FORT WAYNE, Ind. (WPTA21) - In the early 1900’s, Fort Wayne was home to several aviation pioneers: Art Smith, Paul Baer, & Margaret Ringenberg.
Before the Fort Wayne International Airport was what it is today, it was a World War II military base.
For the last several decades, the Fort Wayne Aviation Museum displayed artifacts and the history behind those topics, and many others.
“The museum was started in 1984 by local air aficionados,” president Greg Bosk told us. “They collected memorabilia, historical facts, and we built a museum on the 2nd floor. For at least 10-15 years it was well-received.”
But after 9/11, with the TSA and bolstered security at the airport, the museum wasn’t as accessible to the public.
Bosk said it was also inconvenient — guests had to have a plane ticket, or make arrangements two weeks in advance to get clearance.
He also said as times changed, younger visitors weren’t impressed.
“We had a lot of things displayed — not much depth, not much knowledge, but a lot of items to look at,” he explained. “We’re trying to go from that old look of items sitting on the shelf to a very digital look that would appeal to the kids and schools, through their phones and their tablets.”
As it is now, the current museum is just a dozen or so items in a display case in the lobby of the airport.
Items it previously kept were given to the History Center.
Anything related to the military was donated to the Veterans’ National Memorial Shrine and Museum.
A lot of magazines, newspapers, and military publications are currently being digitized by the Fort Wayne Aviation Museum, and shared on their Facebook page.
Bosk plans to make the new museum, which will be installed in the section of the airport near the TSA, an interactive learning destination for teachers and students.
“We’re also going to incorporate something called augmented reality,” he shared. “With the augmented reality, you’ll be able to be on your iPhone, on your iPad, or on your Android — actually get into Art Smith’s airplane… and you’ll be able to pilot it through Waynedale on a mail run.”
“You’ll be able to sit beside Margaret Ringenberg, a famous lady aviator from the Fort Wayne area,” he continued, “listen to her talk and walk through her flights.”
Bosk said a third augmented reality resource, will put visitors into the old control tower once overlooking Baer Field.
“The technology that we’re writing will last for years,” he said. “It will allow us to update immediately over the internet, instead of taking things apart. New knowledge comes across to us all the time.”
In addition to the new museum inside the airport, Fort Wayne’s aviation history will be completely mapped on its website, which is currently under development.
“When I talk to school teachers, when I look at my grandson with his iPad in Kindergarten learning and things like that… that’s where it’s at!” Bosk added. “I got to get to that level on the iPad in the school system, so that teachers can easily access the Fort Wayne Aviation Museum website.”

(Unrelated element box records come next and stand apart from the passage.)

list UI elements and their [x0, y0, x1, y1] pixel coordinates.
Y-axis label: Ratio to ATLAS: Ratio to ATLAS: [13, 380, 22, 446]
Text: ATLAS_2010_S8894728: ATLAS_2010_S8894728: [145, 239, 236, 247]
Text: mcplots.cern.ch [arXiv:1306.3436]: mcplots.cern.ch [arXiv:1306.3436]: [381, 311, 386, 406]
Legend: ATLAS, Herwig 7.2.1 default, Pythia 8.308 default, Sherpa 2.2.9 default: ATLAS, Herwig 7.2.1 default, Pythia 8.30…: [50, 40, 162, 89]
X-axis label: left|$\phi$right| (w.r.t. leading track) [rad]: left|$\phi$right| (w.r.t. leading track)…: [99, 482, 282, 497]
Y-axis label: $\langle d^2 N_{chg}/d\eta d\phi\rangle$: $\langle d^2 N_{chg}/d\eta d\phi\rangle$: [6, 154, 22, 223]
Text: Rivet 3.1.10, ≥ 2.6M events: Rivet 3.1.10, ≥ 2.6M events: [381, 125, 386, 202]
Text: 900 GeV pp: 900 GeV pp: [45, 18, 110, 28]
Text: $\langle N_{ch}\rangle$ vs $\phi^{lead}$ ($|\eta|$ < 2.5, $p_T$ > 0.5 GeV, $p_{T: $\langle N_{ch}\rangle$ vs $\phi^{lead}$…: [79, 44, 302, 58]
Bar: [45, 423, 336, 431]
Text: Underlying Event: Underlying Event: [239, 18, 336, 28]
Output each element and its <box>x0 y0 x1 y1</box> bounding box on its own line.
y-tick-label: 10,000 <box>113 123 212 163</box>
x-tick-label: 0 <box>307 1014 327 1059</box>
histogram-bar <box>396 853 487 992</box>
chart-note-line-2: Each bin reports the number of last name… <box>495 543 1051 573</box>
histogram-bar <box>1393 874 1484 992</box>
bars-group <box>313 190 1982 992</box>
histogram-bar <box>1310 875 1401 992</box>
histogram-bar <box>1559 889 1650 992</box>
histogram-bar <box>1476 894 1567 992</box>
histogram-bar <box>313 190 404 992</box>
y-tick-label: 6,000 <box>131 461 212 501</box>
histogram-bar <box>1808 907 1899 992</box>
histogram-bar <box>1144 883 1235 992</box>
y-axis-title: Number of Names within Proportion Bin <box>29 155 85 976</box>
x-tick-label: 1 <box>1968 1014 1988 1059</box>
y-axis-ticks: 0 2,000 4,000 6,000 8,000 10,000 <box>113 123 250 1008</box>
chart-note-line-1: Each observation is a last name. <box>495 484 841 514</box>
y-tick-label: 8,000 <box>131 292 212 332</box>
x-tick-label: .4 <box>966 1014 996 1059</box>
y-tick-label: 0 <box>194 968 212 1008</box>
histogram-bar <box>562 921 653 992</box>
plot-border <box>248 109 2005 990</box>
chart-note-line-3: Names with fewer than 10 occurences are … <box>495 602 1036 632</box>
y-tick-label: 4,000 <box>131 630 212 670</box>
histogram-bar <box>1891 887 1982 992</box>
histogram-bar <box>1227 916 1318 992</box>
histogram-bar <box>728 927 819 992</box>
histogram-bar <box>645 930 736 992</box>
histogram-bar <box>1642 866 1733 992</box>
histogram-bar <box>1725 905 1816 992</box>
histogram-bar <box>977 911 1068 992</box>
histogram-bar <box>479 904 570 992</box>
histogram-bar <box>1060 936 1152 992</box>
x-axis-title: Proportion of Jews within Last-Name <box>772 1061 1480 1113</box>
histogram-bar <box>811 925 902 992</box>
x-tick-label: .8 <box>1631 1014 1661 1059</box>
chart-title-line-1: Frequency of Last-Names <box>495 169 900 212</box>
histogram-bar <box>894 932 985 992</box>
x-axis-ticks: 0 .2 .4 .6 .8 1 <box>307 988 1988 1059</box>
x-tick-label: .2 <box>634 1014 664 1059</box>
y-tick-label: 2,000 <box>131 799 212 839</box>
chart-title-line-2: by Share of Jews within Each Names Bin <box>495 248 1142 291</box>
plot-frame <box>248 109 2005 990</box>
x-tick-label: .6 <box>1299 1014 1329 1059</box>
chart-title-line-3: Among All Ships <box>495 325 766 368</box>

But the grand plan to preserve the aviation legacy written in 21Country, doesn’t come free.
Bosk says the museum needs $150,000 to finish the software and complete the museum at the same time renovations are finished at the airport.
“I need someone to take the first big step,” he urged. “Someone needs to be a pioneer like Baer and Smith here, someone needs to be my pioneer so we can get this.”
In addition to money, Bosk is also concerned about crucial documents being discarded, as family members who had close ties to Baer Field pass away.
“It’s very important to gather this knowledge now, before it becomes we can’t find it, or don’t even know about it,” he said. “Those things I can’t find, I can’t replace.”
Thankfully, he has four years of a publication called The Beacon that illustrates life on the military base for the 100,000 people that were in and out every day.
“There’s so many little facts that people go ‘How’d they do that?’” Bosk told us. “We have that knowledge and we’re building it everyday, but we have to build it digitally so it will be there for generations to come.”